Monday, May 19, 2014

Mandatory Meandering

Moving, shifting, ever changing through this journey of life, acquiring scar tissue and bruises and happiness and sadness, all sides of the dodecahedron looking shape we call life, twelve faces for each month of each year that we exist.

What motivates us? What pushes us out of our comfort zones and into places we feared to ever enter? What cradles us in moments of mental agony, when we feel that continuing to breathe cannot be possible? Why is it that most of us push on to an eventual demise, sometimes forgetting that it exists, that life will cease to be at any given time? Ernest Hemingway, my literary lover, said that "it is good to have an end to journey toward; but it is the journey that matters, in the end". We all are journeying to our ends, but are we taking the journey itself for granted?

It is difficult during moments of any sort of pain to see any light. The window to one's soul during these moments have their blinds shut tight, so tight that not even the tiniest of sun rays can enter to brighten up their days. In this instance one can fail to see the beauty in the world, one fails to remember their part in the world and the reason for the continuation of their journey. One eventually pulls through, but most of the time one does not. One might then get caught in a vicious cycle of self-hatred, of self-mutilation both in the physical and mental sense, and they may fall short of ever being able to reach the blind's drawstrings.
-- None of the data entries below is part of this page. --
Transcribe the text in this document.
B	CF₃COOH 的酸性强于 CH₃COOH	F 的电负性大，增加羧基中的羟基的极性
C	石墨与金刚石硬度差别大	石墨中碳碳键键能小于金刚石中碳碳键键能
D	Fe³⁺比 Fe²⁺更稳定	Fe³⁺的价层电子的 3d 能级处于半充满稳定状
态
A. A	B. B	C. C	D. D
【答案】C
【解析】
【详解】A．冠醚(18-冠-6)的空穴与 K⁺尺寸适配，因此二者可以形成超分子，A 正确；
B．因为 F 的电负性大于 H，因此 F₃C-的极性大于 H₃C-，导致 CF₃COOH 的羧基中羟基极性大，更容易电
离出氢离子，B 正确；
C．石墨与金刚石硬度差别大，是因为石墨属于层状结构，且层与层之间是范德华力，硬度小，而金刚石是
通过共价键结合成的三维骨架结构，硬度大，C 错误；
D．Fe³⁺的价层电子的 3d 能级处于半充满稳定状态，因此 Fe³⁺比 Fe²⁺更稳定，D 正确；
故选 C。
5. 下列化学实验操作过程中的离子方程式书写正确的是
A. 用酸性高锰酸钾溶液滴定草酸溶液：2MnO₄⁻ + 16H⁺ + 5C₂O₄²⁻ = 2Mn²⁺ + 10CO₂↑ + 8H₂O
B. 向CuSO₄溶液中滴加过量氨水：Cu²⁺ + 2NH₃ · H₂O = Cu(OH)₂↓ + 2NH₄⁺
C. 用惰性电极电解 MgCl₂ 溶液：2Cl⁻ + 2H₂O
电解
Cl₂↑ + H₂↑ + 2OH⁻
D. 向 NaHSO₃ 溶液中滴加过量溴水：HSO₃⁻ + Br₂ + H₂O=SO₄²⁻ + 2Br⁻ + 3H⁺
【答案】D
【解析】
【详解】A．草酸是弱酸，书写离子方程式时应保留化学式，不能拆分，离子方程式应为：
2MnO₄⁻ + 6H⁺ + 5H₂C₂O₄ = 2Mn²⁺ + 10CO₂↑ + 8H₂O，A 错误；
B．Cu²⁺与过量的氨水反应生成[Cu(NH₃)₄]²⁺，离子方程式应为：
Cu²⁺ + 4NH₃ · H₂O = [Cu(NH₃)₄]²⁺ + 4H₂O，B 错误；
But we are mandatory. Each one of us. We each teach one another though most of us loathe the idea of school and teachers. We each teach each others lessons though most of us set bad examples. Jeffrey Dahmer taught me not to drug men and bring them back home to my apartment and eat them. Alan Grant taught me never to tour a park populated by live dinosaurs. Carl Denham taught me never to set sail towards Skull Island and on the off chance that I do, to never capture King Kong and bring him back to my hometown. Pinocchio taught me never to want to become a politician in the event of having an extended nose with larger nostrils during the flu season. Every day I am taught something on Tumblr, whether it is to love my body, to hate those who exploit and abuse animals, and to feed bees that appear to be dying sweet water to rejuvenate them. Tumblr also teaches me not to use it around others in the event that a pornographic gif pops up and dances on my phone screen beyond my control, but that is beside the point.

The point is that just like atoms, just like the molecules that make us up, we make up one another. We are crucial to the existence of others, which is why most of us require relationships to thrive, not romantic relationships necessarily. But everyone has someone, even that homeless man down the road who feeds pigeons his scraps even though he needs them to survive himself. The ocean will never feel fulfilled unless it touches daily the sand and fondles its many shells and bathes with its human visitors. The air cannot itself breathe unless it blows through the trees and tickles its many leaves, and it laughs with them and blows off through the branches of many other trees.

We are all interconnected, and though  people discriminate against the internet for taking away our lives, we should rejoice it for allowing us to meander mandatorily in a free manner, and to a larger audience.